How to show that $\Omega_{c}=\left\{x \in \mathbb R^{n}: V(x) \leq c\right\}$ is compact?

Question

Consider an ODE system $$\dot{x}=f(x),$$ having a candidate Lypunov function, which satisfies $V(x)\geq0$, $V(0)=0$, and $\dot{V}(x)\leq0$.

How to show that the set $$\Omega_{c}=\left\{x \in \mathbb R^{n}: V(x) \leq c\right\}$$ is compact?

Since $V(x)$ is a radially unbounded function, such that $\Omega_{c}$ must have an upper bound, $0$ will be the lower bound of the set.

What about the closed property? We know this set must contain the lower boundary $0$, how do we know whether this set contains an upper boundary?

Answer 1

Let $c > 0$. We have to show that $\Omega_c$ is closed and bounded.

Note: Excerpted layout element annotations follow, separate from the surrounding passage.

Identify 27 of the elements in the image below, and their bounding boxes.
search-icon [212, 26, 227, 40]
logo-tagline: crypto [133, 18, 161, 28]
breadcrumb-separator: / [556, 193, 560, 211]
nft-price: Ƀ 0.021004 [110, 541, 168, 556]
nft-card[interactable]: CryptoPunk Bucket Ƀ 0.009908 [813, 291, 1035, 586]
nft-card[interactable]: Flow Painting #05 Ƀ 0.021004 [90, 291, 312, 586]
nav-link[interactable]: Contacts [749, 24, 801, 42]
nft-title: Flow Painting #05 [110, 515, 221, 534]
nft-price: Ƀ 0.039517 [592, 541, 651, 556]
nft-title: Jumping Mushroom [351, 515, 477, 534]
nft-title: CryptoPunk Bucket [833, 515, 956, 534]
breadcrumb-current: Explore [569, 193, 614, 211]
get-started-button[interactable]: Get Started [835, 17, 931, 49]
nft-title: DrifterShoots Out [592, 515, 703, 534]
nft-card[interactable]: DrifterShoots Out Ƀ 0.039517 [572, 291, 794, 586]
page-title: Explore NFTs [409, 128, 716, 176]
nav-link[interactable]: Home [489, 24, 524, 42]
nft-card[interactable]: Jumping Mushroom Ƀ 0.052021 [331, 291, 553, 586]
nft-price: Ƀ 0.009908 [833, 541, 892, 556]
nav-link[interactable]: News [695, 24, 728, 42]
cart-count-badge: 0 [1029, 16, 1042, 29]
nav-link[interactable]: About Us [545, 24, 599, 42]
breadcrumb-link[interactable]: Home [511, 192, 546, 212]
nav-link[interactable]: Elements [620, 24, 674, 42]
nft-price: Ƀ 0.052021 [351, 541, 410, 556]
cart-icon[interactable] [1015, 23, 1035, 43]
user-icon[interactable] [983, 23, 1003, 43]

$\newcommand{\R}{\mathbb{R}}$

1. Since $V$ is differentiable, $V:\R^n \to \R$ is continuous. Therefore, $\Omega_c$ is closed.

2. From the definition of radial unboundedness $$ \forall c > 0: \exists r > 0: \forall x \in \R^n : (||x|| > r \Rightarrow V(x) > c) $$ where the contrapositive of the conditional is $$ V(x) \le c \Rightarrow ||x|| \le r $$ Therefore, $\Omega_c$ is bounded.